At first I thought, so what is the conversion of 10,500 peso's to USD, something like $10.50?   Turns out is closer to $900.


----------



## dougp26364 (Apr 19, 2011)

suzanne said:


> We have 3 weeks at 3 different resort reserved for May/June. The HGVC Flamingo in Vegas, says cash deposit or credit card imprint required at check in. No amount is stated, anyone have any idea what the amount might be? We have a 2 bedroom unit reserved for the 4 of us adults. Summer Bay states $100.00 cash or credit card imprint, The Arroyo Roble in Sedona states $100.00 cash or imprint also. Found this thread interesting as we have always had to give imprint of card at check in at various resorts,  we always knew what it was going to be because it was stated on our confirmation until now. I don't want my card tied up with a high hold as I usually only travel with 1 card for emergencies and use my debit card or cash fo expenses.
> 
> Suzanne



I believe, but won't swear to it, even as a Hilton owner, that it's around $150. You can always call the front desk at the resort and I'm sure someone there will be able to tell you. 

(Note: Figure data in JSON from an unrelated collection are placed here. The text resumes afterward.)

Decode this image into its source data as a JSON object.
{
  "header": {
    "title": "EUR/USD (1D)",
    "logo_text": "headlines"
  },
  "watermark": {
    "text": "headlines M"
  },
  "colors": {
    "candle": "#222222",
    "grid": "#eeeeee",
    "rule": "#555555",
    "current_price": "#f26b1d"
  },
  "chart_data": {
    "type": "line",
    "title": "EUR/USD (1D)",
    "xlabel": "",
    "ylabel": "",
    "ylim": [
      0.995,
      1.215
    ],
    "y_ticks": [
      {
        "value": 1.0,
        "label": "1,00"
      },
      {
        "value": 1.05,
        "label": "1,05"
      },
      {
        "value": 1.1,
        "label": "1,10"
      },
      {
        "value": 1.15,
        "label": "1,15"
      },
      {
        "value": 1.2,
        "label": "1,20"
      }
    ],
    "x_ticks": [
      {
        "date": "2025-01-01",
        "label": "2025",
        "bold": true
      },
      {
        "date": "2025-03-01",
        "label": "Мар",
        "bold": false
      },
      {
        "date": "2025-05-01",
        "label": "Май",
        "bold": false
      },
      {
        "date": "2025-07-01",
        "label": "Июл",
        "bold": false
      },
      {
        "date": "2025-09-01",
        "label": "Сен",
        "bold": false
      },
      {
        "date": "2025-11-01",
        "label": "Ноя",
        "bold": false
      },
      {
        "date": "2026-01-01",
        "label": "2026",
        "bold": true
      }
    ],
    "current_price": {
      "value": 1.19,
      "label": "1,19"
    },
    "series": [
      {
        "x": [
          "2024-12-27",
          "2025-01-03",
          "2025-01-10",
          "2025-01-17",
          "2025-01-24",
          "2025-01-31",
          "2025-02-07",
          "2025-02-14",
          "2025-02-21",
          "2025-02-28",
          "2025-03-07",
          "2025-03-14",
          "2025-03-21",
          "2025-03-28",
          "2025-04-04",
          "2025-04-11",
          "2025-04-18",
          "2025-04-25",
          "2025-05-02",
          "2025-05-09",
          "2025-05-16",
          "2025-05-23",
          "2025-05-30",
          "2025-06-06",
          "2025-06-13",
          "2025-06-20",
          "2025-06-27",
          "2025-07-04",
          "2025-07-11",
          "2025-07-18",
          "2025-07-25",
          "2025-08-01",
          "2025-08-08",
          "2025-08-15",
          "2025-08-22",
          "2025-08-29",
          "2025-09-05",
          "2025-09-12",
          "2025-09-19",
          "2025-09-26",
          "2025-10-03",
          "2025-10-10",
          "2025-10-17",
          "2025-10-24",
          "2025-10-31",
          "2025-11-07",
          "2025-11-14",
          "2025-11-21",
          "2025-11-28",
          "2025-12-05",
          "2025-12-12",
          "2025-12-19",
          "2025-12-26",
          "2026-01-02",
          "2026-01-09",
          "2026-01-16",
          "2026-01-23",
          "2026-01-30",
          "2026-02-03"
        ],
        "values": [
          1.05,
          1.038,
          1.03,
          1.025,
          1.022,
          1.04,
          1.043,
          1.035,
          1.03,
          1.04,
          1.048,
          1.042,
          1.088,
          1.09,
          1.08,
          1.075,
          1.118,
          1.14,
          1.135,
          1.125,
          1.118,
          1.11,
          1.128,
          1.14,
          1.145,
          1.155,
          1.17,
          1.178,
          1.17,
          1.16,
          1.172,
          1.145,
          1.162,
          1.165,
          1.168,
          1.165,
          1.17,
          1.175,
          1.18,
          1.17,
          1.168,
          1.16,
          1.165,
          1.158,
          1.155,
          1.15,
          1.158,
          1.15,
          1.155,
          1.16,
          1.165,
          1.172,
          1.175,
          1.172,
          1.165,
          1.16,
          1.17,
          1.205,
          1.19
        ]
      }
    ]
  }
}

We typically take a card that we won't be using for anything other than the resort hold and to cover the rental car. By doing this we don't really have to worry about tying up a card we might be using for purchases.


----------



## suzanne (Apr 20, 2011)

Thanks, I will be calling the HGVC Flamingo prior to our trip to requet a non smoking unit in the main building and I will be asking them when I call. Seems like they should have to disclose this  on RCI or II when you make the exchange. As OP stated families with kids wanting to go to Disney  or eating out in restaraunts could be a very embarassing situation when they get bill and card is declined because of the hold.

Suzanne


----------